2 Responses to “David Orr – Response to Michelle Miller’s blog post and the Contempt case”

  1. 1 Alistair Brown April 23, 2015 at 17:11

    As the current Convener of The Scottish Asociation of Social Workers for almost a year now I’m horrified to read that SASW was percieved to be unsupportive of colleagues 18 months ago especially as it seems prior to understanding the situation fully and awaiting appropriate review. This was certainly not representative of members opinions, (who own and run the association). I would be very interested to hear what needs to happen in your or others views to repair that. We are keen to have more strong voices involved with us to fight for our members and profession and partner with LPF’s, Unison, SSSC, SWS, OCSWA etc. However, as the only independent SW association across the UK with a 40+ year democratic history the associations voice is still so important where other agencies are necessarily representing either more local or “organisational” perspectives and/or including all of the ever broadening care sector workforce.

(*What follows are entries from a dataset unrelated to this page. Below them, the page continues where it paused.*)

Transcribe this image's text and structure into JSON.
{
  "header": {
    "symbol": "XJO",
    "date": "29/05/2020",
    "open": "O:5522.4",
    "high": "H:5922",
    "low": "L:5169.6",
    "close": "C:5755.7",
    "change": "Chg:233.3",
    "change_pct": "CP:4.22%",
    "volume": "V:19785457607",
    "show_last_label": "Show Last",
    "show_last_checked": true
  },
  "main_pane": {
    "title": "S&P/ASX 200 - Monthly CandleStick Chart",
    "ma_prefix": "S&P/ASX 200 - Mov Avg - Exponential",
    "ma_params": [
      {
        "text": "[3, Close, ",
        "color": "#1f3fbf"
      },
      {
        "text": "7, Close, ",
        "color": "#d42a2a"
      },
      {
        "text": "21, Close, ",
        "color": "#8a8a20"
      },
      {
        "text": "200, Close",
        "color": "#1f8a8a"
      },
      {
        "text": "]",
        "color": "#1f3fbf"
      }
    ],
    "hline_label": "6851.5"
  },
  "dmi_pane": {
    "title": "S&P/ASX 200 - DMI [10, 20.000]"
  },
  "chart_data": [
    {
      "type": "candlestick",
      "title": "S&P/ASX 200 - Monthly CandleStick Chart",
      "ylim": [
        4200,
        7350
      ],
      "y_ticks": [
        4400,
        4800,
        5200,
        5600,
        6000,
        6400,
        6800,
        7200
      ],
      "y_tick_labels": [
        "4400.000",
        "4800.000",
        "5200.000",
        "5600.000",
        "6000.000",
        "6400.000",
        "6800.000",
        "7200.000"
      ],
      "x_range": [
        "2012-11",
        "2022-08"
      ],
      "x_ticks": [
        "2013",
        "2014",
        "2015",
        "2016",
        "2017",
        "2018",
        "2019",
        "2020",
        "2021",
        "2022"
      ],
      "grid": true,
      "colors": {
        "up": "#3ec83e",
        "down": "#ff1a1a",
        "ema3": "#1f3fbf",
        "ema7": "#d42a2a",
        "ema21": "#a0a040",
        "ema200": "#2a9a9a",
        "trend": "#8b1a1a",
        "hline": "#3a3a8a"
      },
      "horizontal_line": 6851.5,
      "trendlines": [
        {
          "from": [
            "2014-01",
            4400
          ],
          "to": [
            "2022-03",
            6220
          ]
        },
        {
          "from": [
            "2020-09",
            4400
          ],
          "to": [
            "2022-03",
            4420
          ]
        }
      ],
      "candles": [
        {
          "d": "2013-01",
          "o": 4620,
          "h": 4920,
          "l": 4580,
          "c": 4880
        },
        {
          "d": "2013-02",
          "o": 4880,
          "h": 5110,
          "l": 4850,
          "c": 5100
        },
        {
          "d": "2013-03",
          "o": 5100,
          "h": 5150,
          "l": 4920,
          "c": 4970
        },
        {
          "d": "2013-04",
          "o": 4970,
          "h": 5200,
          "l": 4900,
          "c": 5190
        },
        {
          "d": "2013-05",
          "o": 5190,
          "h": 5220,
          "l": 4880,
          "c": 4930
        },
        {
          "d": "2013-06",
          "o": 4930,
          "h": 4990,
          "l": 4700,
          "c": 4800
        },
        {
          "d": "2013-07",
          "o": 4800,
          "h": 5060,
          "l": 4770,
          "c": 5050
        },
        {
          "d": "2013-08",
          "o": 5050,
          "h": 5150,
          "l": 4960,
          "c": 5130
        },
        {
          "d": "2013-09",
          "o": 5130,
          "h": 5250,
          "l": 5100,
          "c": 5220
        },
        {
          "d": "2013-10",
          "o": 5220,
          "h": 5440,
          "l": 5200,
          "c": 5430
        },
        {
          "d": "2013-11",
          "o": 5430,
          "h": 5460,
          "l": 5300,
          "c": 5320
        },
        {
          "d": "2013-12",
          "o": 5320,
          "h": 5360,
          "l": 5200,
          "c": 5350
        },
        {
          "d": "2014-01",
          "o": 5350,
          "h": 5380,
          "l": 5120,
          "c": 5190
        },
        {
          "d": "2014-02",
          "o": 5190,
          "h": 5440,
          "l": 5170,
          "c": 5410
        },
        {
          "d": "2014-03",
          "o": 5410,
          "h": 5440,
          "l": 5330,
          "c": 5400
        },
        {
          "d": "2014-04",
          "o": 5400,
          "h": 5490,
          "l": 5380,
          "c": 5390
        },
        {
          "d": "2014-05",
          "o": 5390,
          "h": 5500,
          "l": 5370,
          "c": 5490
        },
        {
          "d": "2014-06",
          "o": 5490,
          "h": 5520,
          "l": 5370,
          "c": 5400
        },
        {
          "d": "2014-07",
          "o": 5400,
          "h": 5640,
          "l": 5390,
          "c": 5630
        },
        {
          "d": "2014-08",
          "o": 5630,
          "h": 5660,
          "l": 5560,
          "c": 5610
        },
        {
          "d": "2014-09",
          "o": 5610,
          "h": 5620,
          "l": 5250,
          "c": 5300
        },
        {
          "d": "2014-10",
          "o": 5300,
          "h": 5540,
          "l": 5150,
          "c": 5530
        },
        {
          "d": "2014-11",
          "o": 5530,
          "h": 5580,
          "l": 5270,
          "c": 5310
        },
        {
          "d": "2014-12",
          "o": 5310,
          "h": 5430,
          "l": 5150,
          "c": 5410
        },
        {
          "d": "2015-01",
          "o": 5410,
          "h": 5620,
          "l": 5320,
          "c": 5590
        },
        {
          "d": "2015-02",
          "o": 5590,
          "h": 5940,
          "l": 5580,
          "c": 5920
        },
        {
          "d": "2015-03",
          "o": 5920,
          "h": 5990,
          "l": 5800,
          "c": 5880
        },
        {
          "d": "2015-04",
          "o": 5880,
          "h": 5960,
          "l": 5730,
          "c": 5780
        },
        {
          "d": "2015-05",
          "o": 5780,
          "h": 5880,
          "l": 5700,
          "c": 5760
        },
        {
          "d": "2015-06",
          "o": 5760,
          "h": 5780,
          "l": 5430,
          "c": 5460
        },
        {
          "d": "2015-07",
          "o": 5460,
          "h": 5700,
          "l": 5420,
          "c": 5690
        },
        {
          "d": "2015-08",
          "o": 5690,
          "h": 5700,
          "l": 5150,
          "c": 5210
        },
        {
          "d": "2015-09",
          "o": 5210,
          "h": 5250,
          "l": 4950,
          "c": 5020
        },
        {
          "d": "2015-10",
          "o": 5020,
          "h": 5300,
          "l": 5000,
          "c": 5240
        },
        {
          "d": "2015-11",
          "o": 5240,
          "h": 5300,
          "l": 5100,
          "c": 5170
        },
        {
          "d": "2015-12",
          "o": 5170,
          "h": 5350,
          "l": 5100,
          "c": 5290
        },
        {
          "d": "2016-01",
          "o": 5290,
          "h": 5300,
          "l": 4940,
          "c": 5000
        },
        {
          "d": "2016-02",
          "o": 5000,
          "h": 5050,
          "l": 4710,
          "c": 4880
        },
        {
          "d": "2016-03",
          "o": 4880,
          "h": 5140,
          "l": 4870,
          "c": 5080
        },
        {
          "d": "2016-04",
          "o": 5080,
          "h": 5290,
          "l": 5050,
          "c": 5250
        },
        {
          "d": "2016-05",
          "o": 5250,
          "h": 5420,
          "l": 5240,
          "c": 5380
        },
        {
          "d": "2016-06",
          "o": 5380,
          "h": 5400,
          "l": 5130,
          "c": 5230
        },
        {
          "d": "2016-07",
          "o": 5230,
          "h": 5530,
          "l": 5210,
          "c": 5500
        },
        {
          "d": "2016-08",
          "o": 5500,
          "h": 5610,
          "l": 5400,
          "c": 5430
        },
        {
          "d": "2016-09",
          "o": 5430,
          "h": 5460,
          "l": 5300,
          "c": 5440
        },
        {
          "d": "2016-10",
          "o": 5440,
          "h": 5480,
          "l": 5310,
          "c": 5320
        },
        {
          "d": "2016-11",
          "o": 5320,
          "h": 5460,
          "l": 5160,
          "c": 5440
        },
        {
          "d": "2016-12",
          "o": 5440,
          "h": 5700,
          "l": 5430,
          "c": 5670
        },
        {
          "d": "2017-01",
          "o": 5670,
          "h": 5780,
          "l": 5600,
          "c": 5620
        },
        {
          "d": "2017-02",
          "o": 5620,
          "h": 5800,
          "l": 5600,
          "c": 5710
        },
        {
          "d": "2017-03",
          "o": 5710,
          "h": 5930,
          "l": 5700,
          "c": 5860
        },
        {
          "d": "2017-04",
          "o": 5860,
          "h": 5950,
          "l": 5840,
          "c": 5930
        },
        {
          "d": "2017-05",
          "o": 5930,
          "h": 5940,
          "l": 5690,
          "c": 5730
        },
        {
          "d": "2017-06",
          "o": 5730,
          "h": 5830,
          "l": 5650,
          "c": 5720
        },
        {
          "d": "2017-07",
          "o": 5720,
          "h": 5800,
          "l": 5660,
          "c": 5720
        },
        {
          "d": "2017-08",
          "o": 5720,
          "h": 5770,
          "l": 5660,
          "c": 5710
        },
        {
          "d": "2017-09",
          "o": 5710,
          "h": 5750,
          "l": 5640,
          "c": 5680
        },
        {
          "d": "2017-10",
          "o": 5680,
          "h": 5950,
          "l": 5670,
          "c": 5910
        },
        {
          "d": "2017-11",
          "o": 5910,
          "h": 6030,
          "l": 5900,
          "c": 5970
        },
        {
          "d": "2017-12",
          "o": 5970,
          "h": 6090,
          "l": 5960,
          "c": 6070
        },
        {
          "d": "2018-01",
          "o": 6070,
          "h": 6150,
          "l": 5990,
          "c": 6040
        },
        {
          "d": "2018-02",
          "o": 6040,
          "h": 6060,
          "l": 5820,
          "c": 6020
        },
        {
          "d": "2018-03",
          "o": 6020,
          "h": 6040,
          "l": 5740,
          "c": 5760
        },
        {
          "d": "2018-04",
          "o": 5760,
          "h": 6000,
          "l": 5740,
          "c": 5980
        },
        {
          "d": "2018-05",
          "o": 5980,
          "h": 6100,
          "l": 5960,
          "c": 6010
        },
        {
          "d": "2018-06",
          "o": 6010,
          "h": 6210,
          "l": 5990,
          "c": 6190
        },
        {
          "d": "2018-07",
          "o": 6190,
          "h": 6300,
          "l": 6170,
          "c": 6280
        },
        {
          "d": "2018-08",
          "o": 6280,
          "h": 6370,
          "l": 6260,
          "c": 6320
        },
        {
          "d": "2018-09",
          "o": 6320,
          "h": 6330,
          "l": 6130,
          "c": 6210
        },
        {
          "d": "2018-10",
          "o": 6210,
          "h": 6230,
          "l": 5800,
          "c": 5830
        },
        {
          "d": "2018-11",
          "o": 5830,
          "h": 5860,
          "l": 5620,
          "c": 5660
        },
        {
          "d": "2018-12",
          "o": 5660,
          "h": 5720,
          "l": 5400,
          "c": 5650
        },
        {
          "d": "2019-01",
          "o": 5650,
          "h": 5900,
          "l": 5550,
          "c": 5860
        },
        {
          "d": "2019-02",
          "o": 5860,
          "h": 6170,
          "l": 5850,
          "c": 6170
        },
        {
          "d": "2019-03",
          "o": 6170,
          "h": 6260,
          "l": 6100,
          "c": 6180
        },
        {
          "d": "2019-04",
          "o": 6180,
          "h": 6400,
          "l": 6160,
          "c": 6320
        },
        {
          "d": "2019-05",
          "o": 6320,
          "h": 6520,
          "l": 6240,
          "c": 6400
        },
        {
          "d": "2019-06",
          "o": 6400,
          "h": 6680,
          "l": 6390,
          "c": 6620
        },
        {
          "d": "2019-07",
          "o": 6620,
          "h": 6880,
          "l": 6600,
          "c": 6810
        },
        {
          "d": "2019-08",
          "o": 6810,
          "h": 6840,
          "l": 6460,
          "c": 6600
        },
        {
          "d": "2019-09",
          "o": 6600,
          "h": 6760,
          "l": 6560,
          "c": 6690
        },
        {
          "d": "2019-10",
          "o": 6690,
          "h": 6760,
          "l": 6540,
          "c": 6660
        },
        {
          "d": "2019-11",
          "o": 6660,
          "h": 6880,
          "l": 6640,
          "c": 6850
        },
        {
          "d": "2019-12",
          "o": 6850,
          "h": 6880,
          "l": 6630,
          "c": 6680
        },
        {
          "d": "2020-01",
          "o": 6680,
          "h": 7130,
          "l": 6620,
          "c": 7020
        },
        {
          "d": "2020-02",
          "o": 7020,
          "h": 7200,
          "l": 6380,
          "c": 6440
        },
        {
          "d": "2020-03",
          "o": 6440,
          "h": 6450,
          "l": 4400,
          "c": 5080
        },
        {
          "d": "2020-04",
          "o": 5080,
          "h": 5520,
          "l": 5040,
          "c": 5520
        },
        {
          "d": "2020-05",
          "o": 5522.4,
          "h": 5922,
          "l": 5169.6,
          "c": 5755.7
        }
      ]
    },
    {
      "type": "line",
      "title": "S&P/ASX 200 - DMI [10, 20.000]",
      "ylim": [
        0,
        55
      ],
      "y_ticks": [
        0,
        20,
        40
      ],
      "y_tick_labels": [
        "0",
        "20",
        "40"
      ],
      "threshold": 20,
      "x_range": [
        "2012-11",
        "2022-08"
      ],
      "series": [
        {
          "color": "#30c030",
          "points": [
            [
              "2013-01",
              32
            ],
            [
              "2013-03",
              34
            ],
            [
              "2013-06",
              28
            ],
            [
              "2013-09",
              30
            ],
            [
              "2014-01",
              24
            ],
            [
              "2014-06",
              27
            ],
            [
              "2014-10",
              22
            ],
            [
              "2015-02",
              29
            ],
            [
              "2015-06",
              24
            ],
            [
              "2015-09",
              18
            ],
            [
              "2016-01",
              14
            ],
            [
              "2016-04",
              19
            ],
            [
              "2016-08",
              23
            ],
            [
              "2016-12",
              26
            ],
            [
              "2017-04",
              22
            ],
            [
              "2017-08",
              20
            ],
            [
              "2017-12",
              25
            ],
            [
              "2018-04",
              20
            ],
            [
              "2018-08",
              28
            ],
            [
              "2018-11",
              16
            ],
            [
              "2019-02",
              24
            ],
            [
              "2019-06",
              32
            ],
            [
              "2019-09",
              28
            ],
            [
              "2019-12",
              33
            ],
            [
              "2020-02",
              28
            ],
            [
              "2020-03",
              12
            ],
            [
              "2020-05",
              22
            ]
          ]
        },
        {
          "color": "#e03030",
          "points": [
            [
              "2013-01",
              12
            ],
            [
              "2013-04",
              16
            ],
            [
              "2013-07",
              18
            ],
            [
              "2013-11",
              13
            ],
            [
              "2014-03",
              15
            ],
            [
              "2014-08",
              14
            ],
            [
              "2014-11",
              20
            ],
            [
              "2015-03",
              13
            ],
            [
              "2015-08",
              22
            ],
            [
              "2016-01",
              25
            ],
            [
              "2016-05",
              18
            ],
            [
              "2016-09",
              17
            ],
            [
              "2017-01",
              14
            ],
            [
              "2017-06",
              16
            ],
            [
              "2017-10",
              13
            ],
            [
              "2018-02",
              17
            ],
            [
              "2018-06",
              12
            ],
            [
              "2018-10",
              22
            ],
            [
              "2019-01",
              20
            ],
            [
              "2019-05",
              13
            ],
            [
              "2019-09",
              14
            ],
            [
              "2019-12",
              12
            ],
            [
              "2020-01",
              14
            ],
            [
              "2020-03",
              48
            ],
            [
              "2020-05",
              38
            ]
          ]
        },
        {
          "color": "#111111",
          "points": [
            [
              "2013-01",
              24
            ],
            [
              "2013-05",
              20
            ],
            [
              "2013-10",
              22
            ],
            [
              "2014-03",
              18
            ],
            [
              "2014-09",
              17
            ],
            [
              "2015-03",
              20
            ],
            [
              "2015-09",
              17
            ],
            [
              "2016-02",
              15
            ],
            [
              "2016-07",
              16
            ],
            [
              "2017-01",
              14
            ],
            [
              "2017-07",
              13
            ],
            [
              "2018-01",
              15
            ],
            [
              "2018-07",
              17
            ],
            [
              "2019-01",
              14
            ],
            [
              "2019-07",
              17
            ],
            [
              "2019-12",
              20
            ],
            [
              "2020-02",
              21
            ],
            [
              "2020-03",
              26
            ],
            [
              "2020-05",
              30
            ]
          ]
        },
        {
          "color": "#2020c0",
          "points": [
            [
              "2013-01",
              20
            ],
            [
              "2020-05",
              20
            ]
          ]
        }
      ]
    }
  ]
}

SASW is purely about supporting qualified and registered SW’ers across Scotland and that cannot be compromised. My experience in New Zealand over a decade was that SW association involvement was the norm and functioned as a meeting point for all social workers grassroots, 3rd sector, academic and managerial and had huge influence on Government and the Regulator. SASW though growing steadily has insufficient members to consider canvassing members on being standalone and therefore still benefits from the larger BASW structure where we in turn can nominate two directors on that board. Prompted by a paper presented by myself and Liz Timms and spearheaded by the new vice chair Maggie Mellon they are now undergoing a major review of governance to strengthen members participation and influence over strategy, voice, partnerships and staff priorities. I hope colleagues will (re)consider getting involved and helping us change and grow so we can keep standing up for each other and inspiring hope and creative, ethical, bold and accountable practice. – Alistair Brown


  2. 2 David Orr April 24, 2015 at 15:23

    Alistair, thanks for the swift response. I would be more than happy to have a chat and I appreciate that a good deal of change has been happening since September 2013.